Influence of Cultural and Pest Management Practices on Performance of Runner, Spanish, and Virginia Market Types in North Carolina

1North Carolina Department of Agriculture and Consumer Services, 1060 Mail Service Center, Raleigh, NC 27699-1060, USA
2Department of Crop Science, North Carolina State University, P.O. Box 7620, Raleigh, NC 27695-7620, USA
3Department of Plant Pathology, North Carolina State University, P.O. Box 7903, Raleigh, NC 27695, USA
4Department of Entomology, North Carolina State University, P.O. Box 7613, Raleigh, NC 27695, USA

Received 14 February 2016; Accepted 8 March 2016

Academic Editor: Tibor Janda

Copyright © 2016 Bridget R. Lassiter et al.
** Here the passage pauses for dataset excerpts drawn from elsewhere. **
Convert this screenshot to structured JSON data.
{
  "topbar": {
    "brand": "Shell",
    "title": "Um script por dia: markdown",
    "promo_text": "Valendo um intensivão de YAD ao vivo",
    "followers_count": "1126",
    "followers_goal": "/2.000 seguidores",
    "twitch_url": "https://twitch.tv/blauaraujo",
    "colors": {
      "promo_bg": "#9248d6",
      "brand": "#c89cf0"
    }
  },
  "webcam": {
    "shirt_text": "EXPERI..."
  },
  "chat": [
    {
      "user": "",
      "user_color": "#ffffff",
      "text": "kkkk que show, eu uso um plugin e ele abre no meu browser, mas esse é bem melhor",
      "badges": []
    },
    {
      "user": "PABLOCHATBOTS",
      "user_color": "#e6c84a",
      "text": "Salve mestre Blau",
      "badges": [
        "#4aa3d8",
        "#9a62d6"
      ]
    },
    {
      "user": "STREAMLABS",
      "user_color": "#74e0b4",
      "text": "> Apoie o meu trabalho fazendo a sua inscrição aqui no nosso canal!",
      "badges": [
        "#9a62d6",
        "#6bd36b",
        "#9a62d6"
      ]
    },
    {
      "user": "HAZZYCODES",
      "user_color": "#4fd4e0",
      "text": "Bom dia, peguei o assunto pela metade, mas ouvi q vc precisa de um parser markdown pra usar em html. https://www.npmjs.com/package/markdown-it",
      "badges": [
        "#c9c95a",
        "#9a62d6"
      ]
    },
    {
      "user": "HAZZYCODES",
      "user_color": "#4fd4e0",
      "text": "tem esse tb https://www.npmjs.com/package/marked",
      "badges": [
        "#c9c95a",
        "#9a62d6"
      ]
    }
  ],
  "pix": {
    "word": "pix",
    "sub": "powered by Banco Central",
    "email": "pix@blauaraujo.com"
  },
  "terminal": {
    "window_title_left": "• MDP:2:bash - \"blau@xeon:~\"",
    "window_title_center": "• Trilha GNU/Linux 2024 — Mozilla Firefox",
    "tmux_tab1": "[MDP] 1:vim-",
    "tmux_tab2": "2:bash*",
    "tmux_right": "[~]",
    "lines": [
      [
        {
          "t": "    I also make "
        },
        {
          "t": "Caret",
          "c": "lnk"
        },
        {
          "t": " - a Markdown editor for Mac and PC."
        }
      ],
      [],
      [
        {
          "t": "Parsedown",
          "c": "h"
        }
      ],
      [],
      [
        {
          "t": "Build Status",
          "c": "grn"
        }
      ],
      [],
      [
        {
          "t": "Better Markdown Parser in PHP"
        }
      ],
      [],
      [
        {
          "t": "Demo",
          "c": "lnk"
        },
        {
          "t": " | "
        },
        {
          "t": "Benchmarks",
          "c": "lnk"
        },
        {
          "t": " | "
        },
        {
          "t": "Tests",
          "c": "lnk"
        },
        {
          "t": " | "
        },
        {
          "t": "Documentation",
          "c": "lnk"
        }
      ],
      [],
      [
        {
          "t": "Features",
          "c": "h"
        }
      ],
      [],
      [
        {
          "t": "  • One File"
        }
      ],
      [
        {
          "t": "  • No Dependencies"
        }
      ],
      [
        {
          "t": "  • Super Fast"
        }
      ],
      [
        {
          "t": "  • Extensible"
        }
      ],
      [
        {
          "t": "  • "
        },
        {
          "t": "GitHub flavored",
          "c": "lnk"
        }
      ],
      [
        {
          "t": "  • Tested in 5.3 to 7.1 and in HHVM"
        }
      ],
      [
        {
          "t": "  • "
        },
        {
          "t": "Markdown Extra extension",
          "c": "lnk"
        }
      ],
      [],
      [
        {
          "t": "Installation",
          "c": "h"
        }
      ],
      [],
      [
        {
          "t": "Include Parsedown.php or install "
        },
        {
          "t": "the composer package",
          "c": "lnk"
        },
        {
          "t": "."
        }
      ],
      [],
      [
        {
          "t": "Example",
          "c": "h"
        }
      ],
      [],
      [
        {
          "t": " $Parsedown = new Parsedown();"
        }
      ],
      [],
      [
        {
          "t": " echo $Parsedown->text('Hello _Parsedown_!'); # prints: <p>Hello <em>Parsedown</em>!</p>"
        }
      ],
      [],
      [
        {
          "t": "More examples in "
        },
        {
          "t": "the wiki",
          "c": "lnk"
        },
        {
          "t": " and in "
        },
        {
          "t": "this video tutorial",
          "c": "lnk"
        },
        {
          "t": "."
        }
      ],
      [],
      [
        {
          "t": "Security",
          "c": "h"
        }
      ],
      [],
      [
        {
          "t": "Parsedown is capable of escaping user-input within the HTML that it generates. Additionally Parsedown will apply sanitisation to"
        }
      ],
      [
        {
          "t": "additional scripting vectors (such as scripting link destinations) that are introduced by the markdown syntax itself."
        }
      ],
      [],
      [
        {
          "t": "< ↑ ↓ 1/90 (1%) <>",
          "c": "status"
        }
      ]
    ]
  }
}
This is an open access article distributed under the Creative Commons Attribution License, which permits unrestricted use, distribution, and reproduction in any medium, provided the original work is properly cited.

Abstract

Virginia market type peanut (Arachis hypogaea L.) cultivars are grown primarily in North Carolina, South Carolina, and Virginia in the US, although growers in these states often plant other market types if marketing opportunities are available. Information on yield potential and management strategies comparing these market types is limited in North Carolina. In separate experiments, research was conducted to determine response of runner, Spanish, and Virginia market types to calcium sulfate and inoculation with Bradyrhizobium at planting, planting and digging dates, planting patterns, and seeding rates. In other experiments, control of thrips (Frankliniella spp.) using aldicarb, southern corn rootworm (Diabrotica undecimpunctata Howardi) using chlorpyrifos, eclipta (Eclipta prostrata L.) using threshold-based postemergence herbicides, and leaf spot disease (caused by the fungi Cercospora arachidicola and Cercosporidium personatum) fungicide programs was compared in these market types. Results showed that management practice and market types interacted for peanut pod yield in only the planting date experiment. Yield of runner and Virginia market types was similar and exceeded yield of the Spanish market type in most experiments.